Shale Gas Development
An Energy Game-Changer
Over the past decade, energy expert Daniel Yergin has identified a dramatic shift in the narratives about global energy supplies. This change is particularly apparent in the story of shale gas development in the United States.
Shale gas is natural gas that is locked up in shale rock formations. In 2000, shale gas as an energy source represented less than 2 percent of total U.S. natural gas production. By 2012, that figure had leapt to 37 percent. A wide variety of authorities, including Daniel Yergin’s company IHS, now estimate that by 2020, shale gas could be responsible for half or more of the total U.S. natural gas supply and could sustain increasing energy independence in the Western world.
Currently, the potential for shale gas development on the North American continent is represented by a base supply estimated at over 2,000 trillion cubic feet, which could help power the U.S. for the next century and support the revival of manufacturing in the United States. Additional resources around the world should assist in sustaining other economies as well. Both Canada and Mexico have significant shale gas resources. Substantial sources of shale gas are also found in some parts of Europe, Argentina, and South Africa.
The unconventional gas revolution is now reaching to China, where rapid economic development requires it to step up development of its domestic energy resources. In addition, natural gas from shale could help China reduce air pollution and environmental problems. Chinese companies have already signed agreements with Western firms to explore shale gas opportunities, and the Chinese government has also signed an understanding with the United States to promote shale gas development.
In his book The Quest: Energy, Security, and the Remaking of the Modern World, as well as in numerous media interviews, Daniel Yergin has traced the trajectory of the development of unconventional energy sources—both shale gas and what is called “tight oil” or “shale oil.” “Shale gas is the biggest energy innovation so far in the 21st century,” Yergin says. This is due to its scale, its rapid ascent within the energy economy, its demonstrated ability to lower costs, and the way in which it is transforming the North American energy marketplace.
Yet the entrepreneurs and innovators whose work made the current boom in shale gas development possible faced large technological, political, and infrastructure-based obstacles.

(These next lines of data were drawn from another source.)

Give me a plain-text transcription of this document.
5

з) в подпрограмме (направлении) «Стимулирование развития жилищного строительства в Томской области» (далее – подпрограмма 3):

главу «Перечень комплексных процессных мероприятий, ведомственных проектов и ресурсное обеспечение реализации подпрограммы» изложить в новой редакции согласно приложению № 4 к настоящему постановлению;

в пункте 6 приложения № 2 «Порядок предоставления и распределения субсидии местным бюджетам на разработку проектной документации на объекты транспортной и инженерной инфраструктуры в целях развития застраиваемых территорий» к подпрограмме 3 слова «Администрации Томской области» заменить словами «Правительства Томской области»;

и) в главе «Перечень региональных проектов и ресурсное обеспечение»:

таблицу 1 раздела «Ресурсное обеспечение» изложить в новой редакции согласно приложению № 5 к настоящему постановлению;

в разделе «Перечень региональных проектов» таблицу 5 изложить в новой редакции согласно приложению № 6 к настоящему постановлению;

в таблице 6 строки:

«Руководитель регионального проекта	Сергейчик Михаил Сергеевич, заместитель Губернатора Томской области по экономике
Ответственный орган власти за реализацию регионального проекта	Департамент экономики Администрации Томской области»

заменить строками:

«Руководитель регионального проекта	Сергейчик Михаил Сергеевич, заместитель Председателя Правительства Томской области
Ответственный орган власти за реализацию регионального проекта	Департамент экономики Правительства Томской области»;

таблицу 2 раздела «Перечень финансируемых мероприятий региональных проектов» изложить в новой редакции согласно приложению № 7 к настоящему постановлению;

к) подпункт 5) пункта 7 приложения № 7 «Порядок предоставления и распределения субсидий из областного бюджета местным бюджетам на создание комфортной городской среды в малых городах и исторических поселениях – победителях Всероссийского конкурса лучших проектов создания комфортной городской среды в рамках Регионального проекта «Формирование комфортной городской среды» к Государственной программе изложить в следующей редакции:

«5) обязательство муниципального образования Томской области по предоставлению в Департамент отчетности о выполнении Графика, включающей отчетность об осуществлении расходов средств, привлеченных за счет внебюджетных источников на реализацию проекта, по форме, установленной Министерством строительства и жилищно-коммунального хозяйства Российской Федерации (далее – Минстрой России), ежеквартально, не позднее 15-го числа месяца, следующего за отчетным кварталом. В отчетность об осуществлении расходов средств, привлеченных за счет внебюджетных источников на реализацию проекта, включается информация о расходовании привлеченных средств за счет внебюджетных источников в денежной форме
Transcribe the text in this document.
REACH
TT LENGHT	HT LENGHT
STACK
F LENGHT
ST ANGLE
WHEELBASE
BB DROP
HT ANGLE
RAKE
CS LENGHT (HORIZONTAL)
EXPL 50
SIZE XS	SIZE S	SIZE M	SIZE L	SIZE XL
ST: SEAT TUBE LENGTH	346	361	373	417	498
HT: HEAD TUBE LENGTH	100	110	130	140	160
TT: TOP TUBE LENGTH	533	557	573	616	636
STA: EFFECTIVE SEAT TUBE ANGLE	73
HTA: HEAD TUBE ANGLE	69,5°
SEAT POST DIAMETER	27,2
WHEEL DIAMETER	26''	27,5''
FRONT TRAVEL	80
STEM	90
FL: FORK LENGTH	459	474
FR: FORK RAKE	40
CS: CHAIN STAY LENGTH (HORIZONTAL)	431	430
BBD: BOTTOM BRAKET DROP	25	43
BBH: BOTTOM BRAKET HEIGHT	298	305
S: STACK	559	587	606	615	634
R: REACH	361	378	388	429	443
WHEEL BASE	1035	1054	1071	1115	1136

For generations, people had realized that deposits of hard-as-concrete shale rock formations contained large amounts of natural gas. The problem lay in accessing it. The first natural gas well in the United States was drilled in 1821 in Fredonia, New York, and as with the new supplies today, its source was shale rock. But commercial exploitation of shale gas languished for almost two centuries because the technology did not exist to make extraction commercially viable.
In the 1980s and 90s, experiments began in the Barnett Shale in Texas, led by George Mitchell of Mitchell Energy . Taking advantage of new federal tax credits designed to promote development of unconventional natural gas resources, Mitchell Energy refined the process of hydraulic fracturing by “trial and error.” Success was achieved at the end of the 1990s. By 2003, hydraulic fracturing had been combined with a new advance—horizontal drilling—and together, they established the practicality of shale gas development.
As shale gas development has grown in recent years, so has the focus on addressing the environmental questions associated with it—of which the most significant is the disposal of waste water. A committee that reported to U.S. Energy Secretary Steven Chu in 2011 outlined an agenda addressing environmental concerns, including “best practices” in regulation and operations, technological innovation, and community engagement. Meanwhile, shale gas will continue to take market share in the generation of electric power away from coal, and is also having an effect on renewable energy such as wind and solar because of its low cost.
The Obama administration, as well as governors of many states, has become supportive of shale gas development because of its large impact on job creation, economic development, and U.S. competitiveness in global markets. Shale gas has established itself as an important new source for diversifying U.S. energy supply and helping to make the United States more resilient in terms of its energy options.